🤖 AI Summary
This work addresses the challenge of learning probability distributions on the simplex for categorical data modeling. The proposed method introduces a Euclidean density modeling framework based on a smooth bijective mapping: it constructs, for the first time, a smooth bijection from the open simplex to ℝ^(K−1) that preserves Aitchison geometry; integrates Dirichlet interpolation to enable continuous representation of discrete categories; and employs flow matching for efficient density estimation. Crucially, the inverse mapping exactly recovers the distribution on the original simplex, circumventing the computational complexity inherent in Riemannian manifold modeling. Experiments on synthetic and real-world datasets demonstrate that the approach achieves or surpasses state-of-the-art baselines in both distributional fidelity and sample quality, while maintaining theoretical rigor and practical generalizability.
📝 Abstract
We propose a method for learning and sampling from probability distributions supported on the simplex.

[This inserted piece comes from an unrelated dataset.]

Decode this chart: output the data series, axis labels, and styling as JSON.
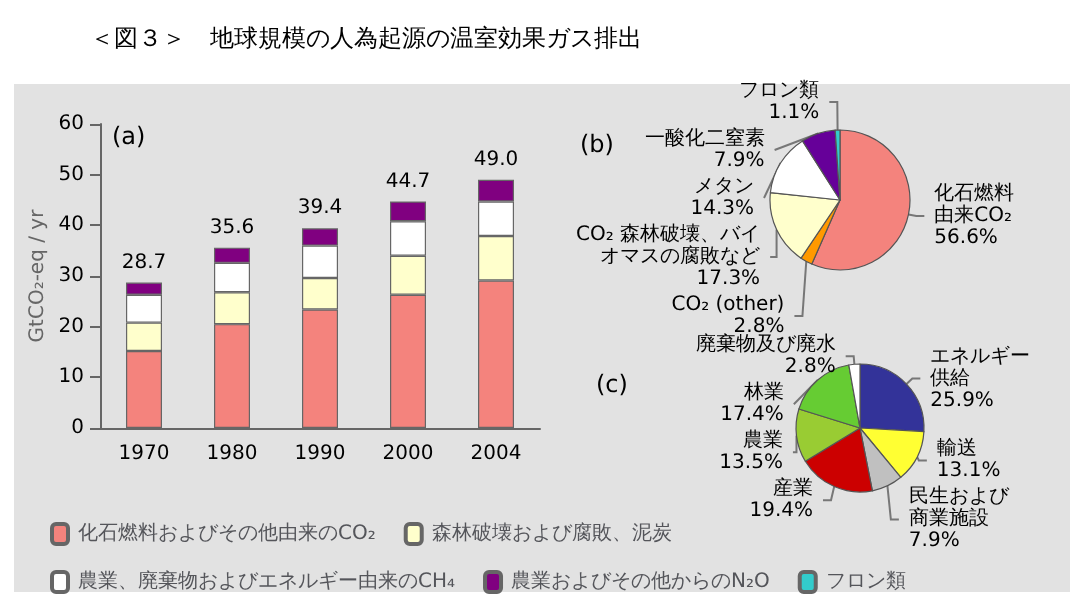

Our approach maps the open simplex to Euclidean space via smooth bijections, leveraging the Aitchison geometry to define the mappings, and supports modeling categorical data by a Dirichlet interpolation that dequantizes discrete observations into continuous ones. This enables density modeling in Euclidean space through the bijection while still allowing exact recovery of the original discrete distribution. Compared to previous methods that operate on the simplex using Riemannian geometry or custom noise processes, our approach works in Euclidean space while respecting the Aitchison geometry, and achieves competitive performance on both synthetic and real-world data sets.